Center for Counseling and Psychological Services Richardson, Texas, USA.

Copyright

(Copyright © 1995, SAGE Publishing)

DOI

unavailable

PMID

8559911

Abstract

Increasing reports by psychiatric patients of ritual abuse have provoked a debate about the appropriate interpretation of such allegations. Some authors contend that these claims represents fantasy material, dissimulation, or delusions. Others maintain that patients' descriptions of ritualized trauma may constitute a newly identified psychiatric syndrome. The present investigation compared psychometric measures of trauma, the MMPI-2 PK and PS scales, in a group of patients reporting ritual abuse and another group with no such accounts of ritual abuse.

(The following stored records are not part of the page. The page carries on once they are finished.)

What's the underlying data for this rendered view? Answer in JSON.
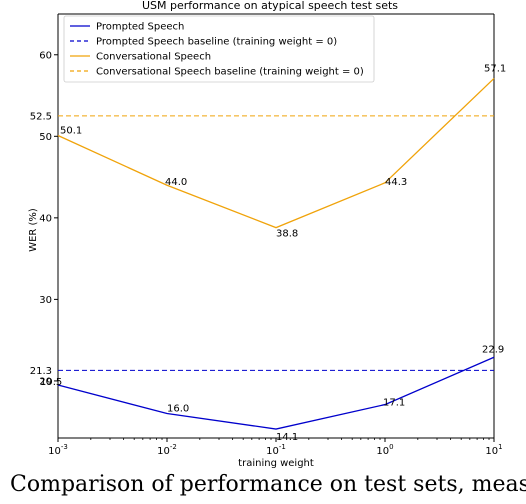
{
  "chart_data": {
    "type": "line",
    "title": "USM performance on atypical speech test sets",
    "xlabel": "training weight",
    "ylabel": "WER (%)",
    "xscale": "log",
    "xlim": [
      0.001,
      10
    ],
    "ylim": [
      13,
      65
    ],
    "x_ticks": [
      {
        "base": "10",
        "exp": "-3"
      },
      {
        "base": "10",
        "exp": "-2"
      },
      {
        "base": "10",
        "exp": "-1"
      },
      {
        "base": "10",
        "exp": "0"
      },
      {
        "base": "10",
        "exp": "1"
      }
    ],
    "y_ticks": [
      "20",
      "30",
      "40",
      "50",
      "60"
    ],
    "x": [
      0.001,
      0.01,
      0.1,
      1,
      10
    ],
    "series": [
      {
        "name": "Prompted Speech",
        "color": "#0000cc",
        "style": "solid",
        "values": [
          19.5,
          16.0,
          14.1,
          17.1,
          22.9
        ],
        "labels": [
          "19.5",
          "16.0",
          "14.1",
          "17.1",
          "22.9"
        ]
      },
      {
        "name": "Conversational Speech",
        "color": "#f0a30a",
        "style": "solid",
        "values": [
          50.1,
          44.0,
          38.8,
          44.3,
          57.1
        ],
        "labels": [
          "50.1",
          "44.0",
          "38.8",
          "44.3",
          "57.1"
        ]
      }
    ],
    "baselines": [
      {
        "name": "Prompted Speech baseline (training weight = 0)",
        "value": 21.3,
        "label": "21.3",
        "color": "#0000cc",
        "style": "dashed"
      },
      {
        "name": "Conversational Speech baseline (training weight = 0)",
        "value": 52.5,
        "label": "52.5",
        "color": "#f0a30a",
        "style": "dashed"
      }
    ],
    "legend": {
      "placement": "top-left",
      "entries": [
        "Prompted Speech",
        "Prompted Speech baseline (training weight = 0)",
        "Conversational Speech",
        "Conversational Speech baseline (training weight = 0)"
      ]
    },
    "grid": false
  },
  "caption": "Comparison of performance on test sets, meas"
}
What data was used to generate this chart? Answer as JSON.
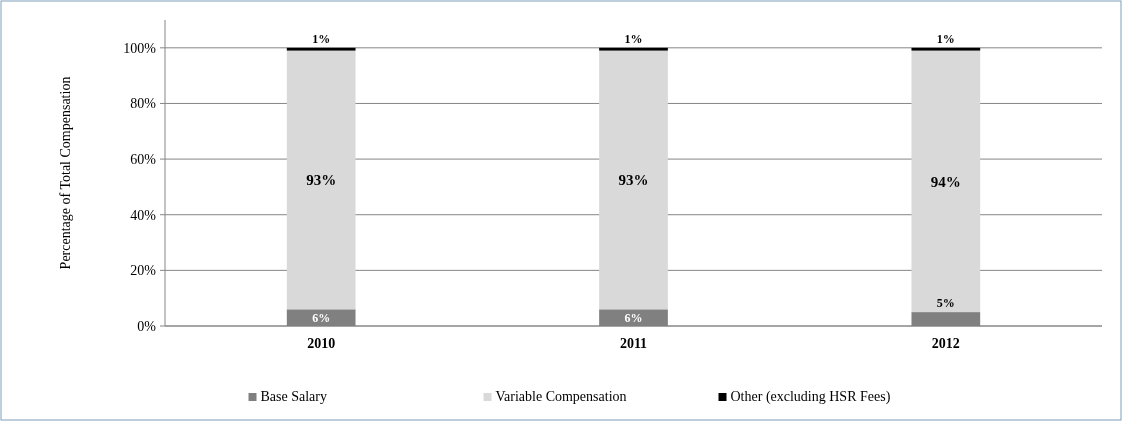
{
  "chart_data": {
    "type": "bar",
    "stacked": true,
    "ylabel": "Percentage of Total Compensation",
    "categories": [
      "2010",
      "2011",
      "2012"
    ],
    "series": [
      {
        "name": "Base Salary",
        "color": "#808080",
        "values": [
          6,
          6,
          5
        ],
        "value_labels": [
          "6%",
          "6%",
          "5%"
        ]
      },
      {
        "name": "Variable Compensation",
        "color": "#d9d9d9",
        "values": [
          93,
          93,
          94
        ],
        "value_labels": [
          "93%",
          "93%",
          "94%"
        ]
      },
      {
        "name": "Other (excluding HSR Fees)",
        "color": "#000000",
        "values": [
          1,
          1,
          1
        ],
        "value_labels": [
          "1%",
          "1%",
          "1%"
        ]
      }
    ],
    "ylim": [
      0,
      110
    ],
    "yticks": [
      {
        "value": 0,
        "label": "0%"
      },
      {
        "value": 20,
        "label": "20%"
      },
      {
        "value": 40,
        "label": "40%"
      },
      {
        "value": 60,
        "label": "60%"
      },
      {
        "value": 80,
        "label": "80%"
      },
      {
        "value": 100,
        "label": "100%"
      }
    ],
    "grid": "y",
    "legend": "bottom"
  }
}
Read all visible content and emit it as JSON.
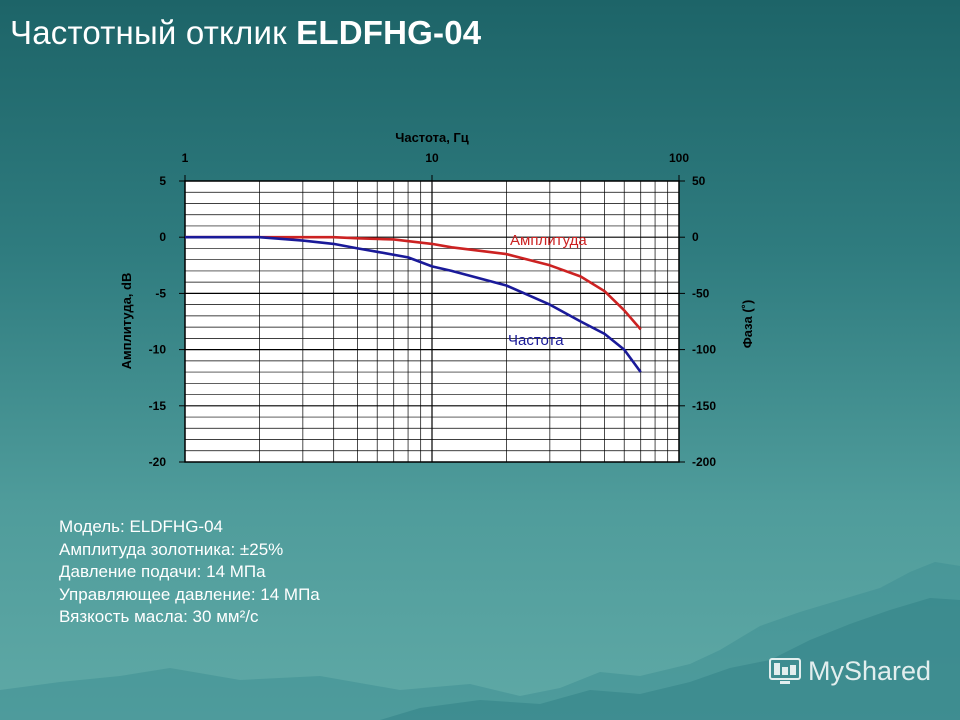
{
  "slide": {
    "title_prefix": "Частотный отклик",
    "title_model": "ELDFHG-04",
    "specs": [
      "Модель: ELDFHG-04",
      "Амплитуда золотника: ±25%",
      "Давление подачи: 14 МПа",
      "Управляющее давление: 14 МПа",
      "Вязкость масла: 30 мм²/с"
    ],
    "watermark": "MyShared"
  },
  "colors": {
    "amplitude": "#cc2222",
    "phase": "#1a1a99",
    "axis_text": "#000000",
    "plot_bg": "#ffffff"
  },
  "chart_data": {
    "type": "line",
    "title": "",
    "x_scale": "log",
    "xlabel": "Частота, Гц",
    "xlim": [
      1,
      100
    ],
    "x_ticks": [
      {
        "value": 1,
        "label": "1"
      },
      {
        "value": 10,
        "label": "10"
      },
      {
        "value": 100,
        "label": "100"
      }
    ],
    "ylabel_left": "Амплитуда, dB",
    "ylim_left": [
      -20,
      5
    ],
    "y_ticks_left": [
      {
        "value": 5,
        "label": "5"
      },
      {
        "value": 0,
        "label": "0"
      },
      {
        "value": -5,
        "label": "-5"
      },
      {
        "value": -10,
        "label": "-10"
      },
      {
        "value": -15,
        "label": "-15"
      },
      {
        "value": -20,
        "label": "-20"
      }
    ],
    "ylabel_right": "Фаза (˚)",
    "ylim_right": [
      -200,
      50
    ],
    "y_ticks_right": [
      {
        "value": 50,
        "label": "50"
      },
      {
        "value": 0,
        "label": "0"
      },
      {
        "value": -50,
        "label": "-50"
      },
      {
        "value": -100,
        "label": "-100"
      },
      {
        "value": -150,
        "label": "-150"
      },
      {
        "value": -200,
        "label": "-200"
      }
    ],
    "grid": true,
    "series": [
      {
        "name": "Амплитуда",
        "axis": "left",
        "color": "#cc2222",
        "points": [
          {
            "x": 1,
            "y": 0
          },
          {
            "x": 2.5,
            "y": 0
          },
          {
            "x": 4,
            "y": 0
          },
          {
            "x": 5,
            "y": -0.1
          },
          {
            "x": 7,
            "y": -0.2
          },
          {
            "x": 10,
            "y": -0.6
          },
          {
            "x": 12,
            "y": -0.9
          },
          {
            "x": 20,
            "y": -1.5
          },
          {
            "x": 30,
            "y": -2.5
          },
          {
            "x": 40,
            "y": -3.5
          },
          {
            "x": 50,
            "y": -4.8
          },
          {
            "x": 60,
            "y": -6.5
          },
          {
            "x": 70,
            "y": -8.2
          }
        ]
      },
      {
        "name": "Частота",
        "axis": "left",
        "color": "#1a1a99",
        "points": [
          {
            "x": 1,
            "y": 0
          },
          {
            "x": 2,
            "y": 0
          },
          {
            "x": 3,
            "y": -0.3
          },
          {
            "x": 4,
            "y": -0.6
          },
          {
            "x": 5,
            "y": -1.0
          },
          {
            "x": 6,
            "y": -1.3
          },
          {
            "x": 8,
            "y": -1.8
          },
          {
            "x": 10,
            "y": -2.6
          },
          {
            "x": 12,
            "y": -3.0
          },
          {
            "x": 20,
            "y": -4.3
          },
          {
            "x": 30,
            "y": -6.0
          },
          {
            "x": 40,
            "y": -7.5
          },
          {
            "x": 50,
            "y": -8.6
          },
          {
            "x": 60,
            "y": -10.0
          },
          {
            "x": 70,
            "y": -12.0
          }
        ]
      }
    ]
  }
}
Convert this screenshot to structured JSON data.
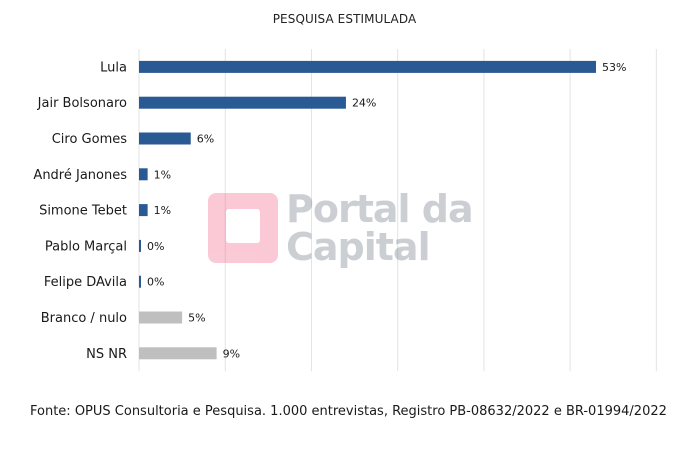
{
  "title": "PESQUISA ESTIMULADA",
  "source": "Fonte: OPUS Consultoria e Pesquisa. 1.000 entrevistas, Registro PB-08632/2022 e BR-01994/2022",
  "watermark": {
    "line1": "Portal da",
    "line2": "Capital"
  },
  "colors": {
    "candidate": "#2a5a93",
    "other": "#bfbfbf",
    "grid": "#e3e3e3"
  },
  "chart_data": {
    "type": "bar",
    "orientation": "horizontal",
    "title": "PESQUISA ESTIMULADA",
    "categories": [
      "Lula",
      "Jair Bolsonaro",
      "Ciro Gomes",
      "André Janones",
      "Simone Tebet",
      "Pablo Marçal",
      "Felipe DAvila",
      "Branco / nulo",
      "NS NR"
    ],
    "values": [
      53,
      24,
      6,
      1,
      1,
      0,
      0,
      5,
      9
    ],
    "value_labels": [
      "53%",
      "24%",
      "6%",
      "1%",
      "1%",
      "0%",
      "0%",
      "5%",
      "9%"
    ],
    "bar_groups": [
      "candidate",
      "candidate",
      "candidate",
      "candidate",
      "candidate",
      "candidate",
      "candidate",
      "other",
      "other"
    ],
    "xlim": [
      0,
      60
    ],
    "grid": true
  }
}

Comparisons were statistically significant with mean PK and PS scores of 86.3 and 85.8, respectively, for the 34 reporting ritual abuse and 58.3 and 58.7 for the 31 not reporting ritual abuse. Further, 91% of the patients alleging ritual abuse had scores on at least one of the two scales within the clinical range, i.e., T score > or = 65. It was concluded that patients reporting histories of ritual abuse also showed significantly elevated scores on these scales and their scores were higher than those obtained for a sample of patients not reporting ritual abuse.